A  « l’arrière », la discrimination raciale produisait un régime particulier de permissions des Maghrébins mais surtout des Sénégalais pour lesquels les visites chez des familles françaises, marraines ou autres infirmières étaient directement interdites. 

Les enrôlés dans l’industrie

Cette guerre eut pour effet la première rencontre massive entre citoyens français et colonisés. Les recrutements de main-d’œuvre non qualifiée furent étendus à l’échelle planétaire, sans souci des frontières des empires coloniaux.

Par exemple, 50 000 Vietnamiens furent enrôlés et transplantés dans les usines de l’arrière pour les  besoins de la guerre industrielle. Le plan de recrutement élaboré en 1915 par le « socialiste » Albert Thomas suscita l’opposition de la CGT, qui revendiquait pour le syndicalisme ouvrier le contrôle international des flux de main-d’œuvre. Il trouva un allié inattendu dans le leader nationaliste et réformiste Phan Châu Trinh, qui accepta une trêve dans la lutte anticoloniale, car les recrutements  constituaient le premier jalon d’une modernisation de l’Indochine, condition préalable à l’indépendance que les Français étaient censés devoir accorder à l’issue de la guerre, en reconnaissance du sacrifice des Vietnamiens.

Affectés prioritairement dans les immenses usines d’armement du Ripault, de Bourges ou de Toulouse, où ils représentèrent en 1917 jusqu’à 50 % des effectifs, ces ouvriers étaient, comme les Maghrébin,  l’objet d’une surveillance particulière. Ils servirent au patronat à élaborer les modes de contrôle et de domination de la main-d’œuvre immigrée sans qualification, placée aux postes les plus ingrats et poussée au rendement à coups de primes à la production, qui se perpétueront tout au long du 20e siècle.

A la démobilisation, le renouveau des combats anticoloniaux

Démobilisés, les combattants purent comparer la société française métropolitaine aux « valeurs » imposées par le colon de leur village.
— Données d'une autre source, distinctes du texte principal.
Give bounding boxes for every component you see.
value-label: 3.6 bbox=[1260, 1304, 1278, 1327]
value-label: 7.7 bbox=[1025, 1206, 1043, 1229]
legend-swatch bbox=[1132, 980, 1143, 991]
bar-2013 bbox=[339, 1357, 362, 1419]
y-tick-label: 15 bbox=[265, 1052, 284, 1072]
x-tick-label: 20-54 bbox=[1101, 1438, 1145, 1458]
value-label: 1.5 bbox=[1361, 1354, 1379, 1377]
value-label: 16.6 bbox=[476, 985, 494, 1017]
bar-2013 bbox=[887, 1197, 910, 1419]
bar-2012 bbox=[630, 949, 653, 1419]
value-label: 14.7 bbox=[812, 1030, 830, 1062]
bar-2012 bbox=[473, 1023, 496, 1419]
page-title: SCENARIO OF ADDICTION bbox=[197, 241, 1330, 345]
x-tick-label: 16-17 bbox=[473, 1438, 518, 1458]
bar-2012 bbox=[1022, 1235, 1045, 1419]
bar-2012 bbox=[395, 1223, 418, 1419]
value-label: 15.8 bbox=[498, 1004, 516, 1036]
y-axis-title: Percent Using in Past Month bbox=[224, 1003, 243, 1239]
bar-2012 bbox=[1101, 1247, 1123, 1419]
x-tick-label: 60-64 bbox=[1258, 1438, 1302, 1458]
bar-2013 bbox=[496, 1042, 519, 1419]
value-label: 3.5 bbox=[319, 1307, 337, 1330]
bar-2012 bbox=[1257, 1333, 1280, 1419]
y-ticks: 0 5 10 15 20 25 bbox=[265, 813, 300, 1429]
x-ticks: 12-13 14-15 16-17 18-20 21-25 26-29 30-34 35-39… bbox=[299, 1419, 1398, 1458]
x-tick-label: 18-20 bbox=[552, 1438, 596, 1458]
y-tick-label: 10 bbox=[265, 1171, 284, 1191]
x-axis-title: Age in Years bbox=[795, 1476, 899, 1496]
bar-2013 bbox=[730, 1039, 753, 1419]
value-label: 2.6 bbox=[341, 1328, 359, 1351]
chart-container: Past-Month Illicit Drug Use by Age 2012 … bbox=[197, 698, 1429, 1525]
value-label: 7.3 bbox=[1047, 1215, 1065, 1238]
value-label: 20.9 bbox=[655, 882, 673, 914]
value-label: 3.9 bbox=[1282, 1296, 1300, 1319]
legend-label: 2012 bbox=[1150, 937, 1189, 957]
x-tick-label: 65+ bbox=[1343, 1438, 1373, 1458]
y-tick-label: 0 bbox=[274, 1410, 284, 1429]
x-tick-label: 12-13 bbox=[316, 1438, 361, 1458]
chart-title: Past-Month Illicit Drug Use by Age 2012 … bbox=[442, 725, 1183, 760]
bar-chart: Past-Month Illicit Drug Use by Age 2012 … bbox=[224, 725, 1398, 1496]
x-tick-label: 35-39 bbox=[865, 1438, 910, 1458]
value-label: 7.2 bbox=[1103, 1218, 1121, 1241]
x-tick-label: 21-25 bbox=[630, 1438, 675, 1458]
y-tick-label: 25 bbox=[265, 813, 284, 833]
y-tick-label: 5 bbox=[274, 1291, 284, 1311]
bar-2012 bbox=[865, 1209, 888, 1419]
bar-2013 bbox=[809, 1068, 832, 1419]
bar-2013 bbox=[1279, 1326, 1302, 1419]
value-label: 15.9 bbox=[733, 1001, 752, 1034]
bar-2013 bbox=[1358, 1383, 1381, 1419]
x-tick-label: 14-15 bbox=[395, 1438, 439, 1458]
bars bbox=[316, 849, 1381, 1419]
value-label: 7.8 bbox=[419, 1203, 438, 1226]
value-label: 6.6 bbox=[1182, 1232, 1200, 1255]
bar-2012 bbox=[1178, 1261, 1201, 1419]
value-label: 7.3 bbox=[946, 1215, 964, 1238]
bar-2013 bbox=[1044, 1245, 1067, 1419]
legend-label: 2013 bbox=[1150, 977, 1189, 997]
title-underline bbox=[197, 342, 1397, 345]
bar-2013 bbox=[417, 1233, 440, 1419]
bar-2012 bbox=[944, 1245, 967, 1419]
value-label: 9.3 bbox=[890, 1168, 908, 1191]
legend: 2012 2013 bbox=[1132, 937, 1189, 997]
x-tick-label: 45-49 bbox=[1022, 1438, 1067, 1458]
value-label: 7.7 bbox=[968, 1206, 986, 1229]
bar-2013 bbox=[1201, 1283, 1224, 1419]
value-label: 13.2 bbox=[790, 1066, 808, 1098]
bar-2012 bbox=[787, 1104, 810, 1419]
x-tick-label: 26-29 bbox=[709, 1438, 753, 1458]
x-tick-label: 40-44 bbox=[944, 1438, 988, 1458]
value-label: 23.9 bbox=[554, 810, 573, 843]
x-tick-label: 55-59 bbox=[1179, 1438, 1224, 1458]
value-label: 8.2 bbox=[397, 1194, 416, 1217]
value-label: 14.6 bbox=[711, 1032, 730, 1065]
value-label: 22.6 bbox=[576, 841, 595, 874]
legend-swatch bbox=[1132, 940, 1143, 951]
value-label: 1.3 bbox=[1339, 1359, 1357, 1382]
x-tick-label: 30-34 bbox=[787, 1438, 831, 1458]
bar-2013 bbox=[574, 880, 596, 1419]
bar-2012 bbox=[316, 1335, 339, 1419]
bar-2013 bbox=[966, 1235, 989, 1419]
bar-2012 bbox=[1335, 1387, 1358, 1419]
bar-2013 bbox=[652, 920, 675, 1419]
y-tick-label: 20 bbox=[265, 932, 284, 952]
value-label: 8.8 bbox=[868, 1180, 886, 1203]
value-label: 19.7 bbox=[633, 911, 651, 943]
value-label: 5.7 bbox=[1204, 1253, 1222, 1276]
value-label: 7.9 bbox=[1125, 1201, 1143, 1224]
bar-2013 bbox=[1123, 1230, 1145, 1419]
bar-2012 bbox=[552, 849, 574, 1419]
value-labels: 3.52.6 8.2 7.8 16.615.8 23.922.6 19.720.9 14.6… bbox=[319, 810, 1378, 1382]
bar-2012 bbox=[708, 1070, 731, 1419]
Malgré les discriminations dont ils faisaient l’objet à l’armée, les colonisés n’y étaient pas humiliés comme à la colonie, ce qui en dit long.

Les promesses faites lors du recrutement, qu’en échange de leur sacrifice les colonisés se verraient reconnaître des droits, individuels ou collectifs, n’ont pas été tenues. L’essor des mouvements de libération après 1918 y doit une partie de son élan, de sa colère.
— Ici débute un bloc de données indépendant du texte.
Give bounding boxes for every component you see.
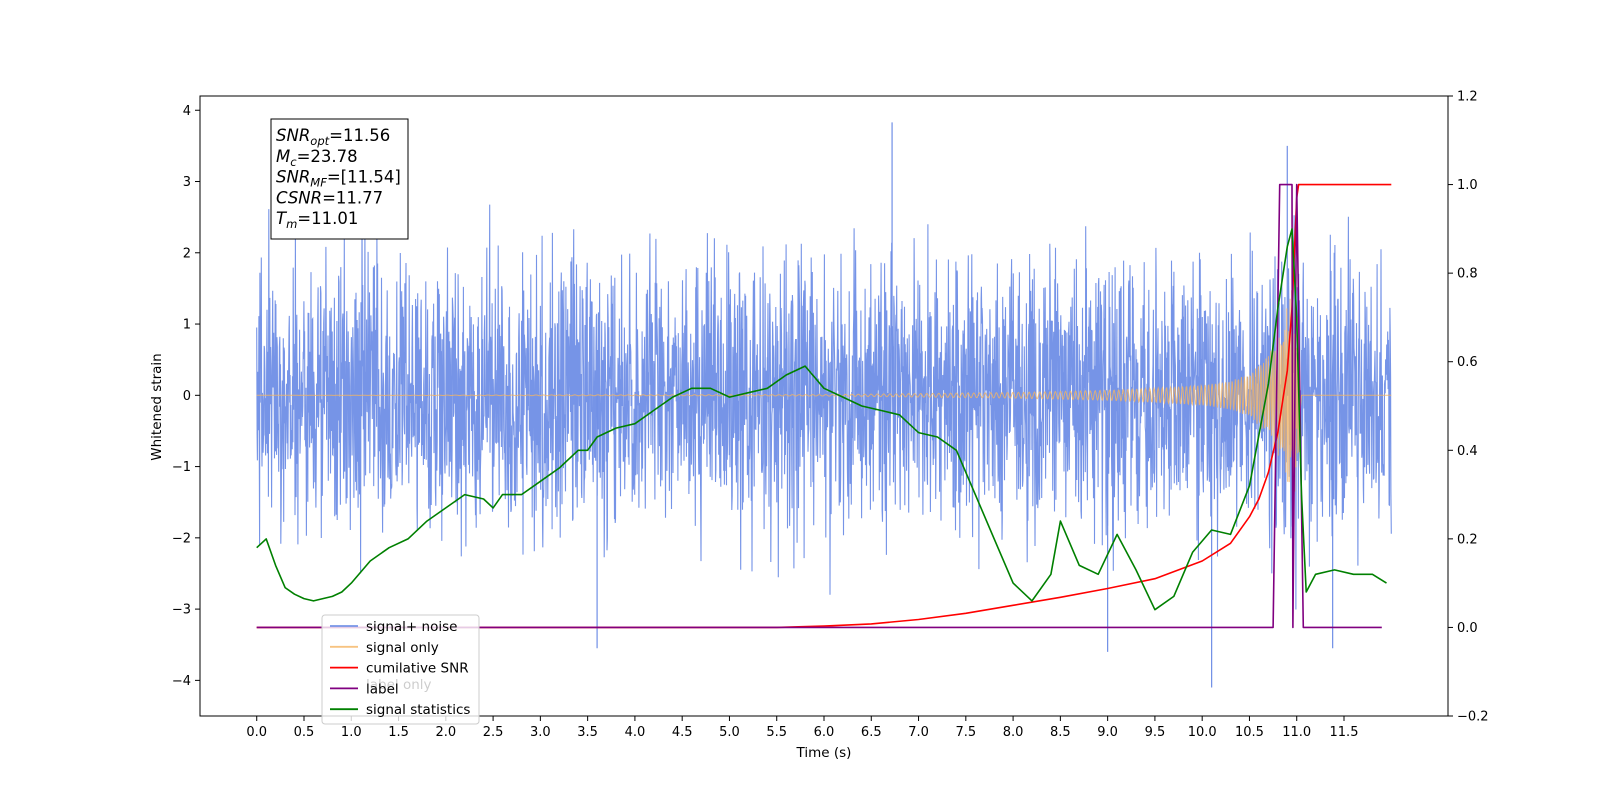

Ces centaines de milliers de morts servirent la cause de leurs frères et sœurs restés au pays, qui firent valoir ce qu’on a appelé « l’impôt du sang », la reconnaissance de l’égalité des droits face à l’égalité des devoirs. Mais le pouvoir colonial fit la sourde oreille.

Face à cette injustice, les idées indépendantistes prirent une nouvelle acuité, de nouvelles formes. De nouvelles organisations apparurent. Là encore, cette guerre changea les conditions des combats à venir.

Patrick Le Moal

 Notes

1 Il ne sera aboli qu’en 1946, voire seulement lors de l’indépendance dans certaines colonies.

2 Dans « Algérie, mouvement ouvrier et question nationale  1919-1954 », Nora Benallègue-Chaouia chiffre le corps électoral algérien à 5000 personnes en 1914 (et 100 000 en 1919, soit 11 % de la population masculine).

3 Certaines estimations vont jusqu’à 300 000 victimes.

4 Mahfoud Kaddache, « L’Algérie des Algériens », Paris-Méditerranée, 2003.

5 Ibid., page 160.

6 Ibid., page 161.

7 Qui sera le premier chef d’Etat de la République algérienne indépendante.

8 « Race and War in France. Colonial Subjects in the French Army, 1914–1918 », The Johns Hopkins University Press, 2008.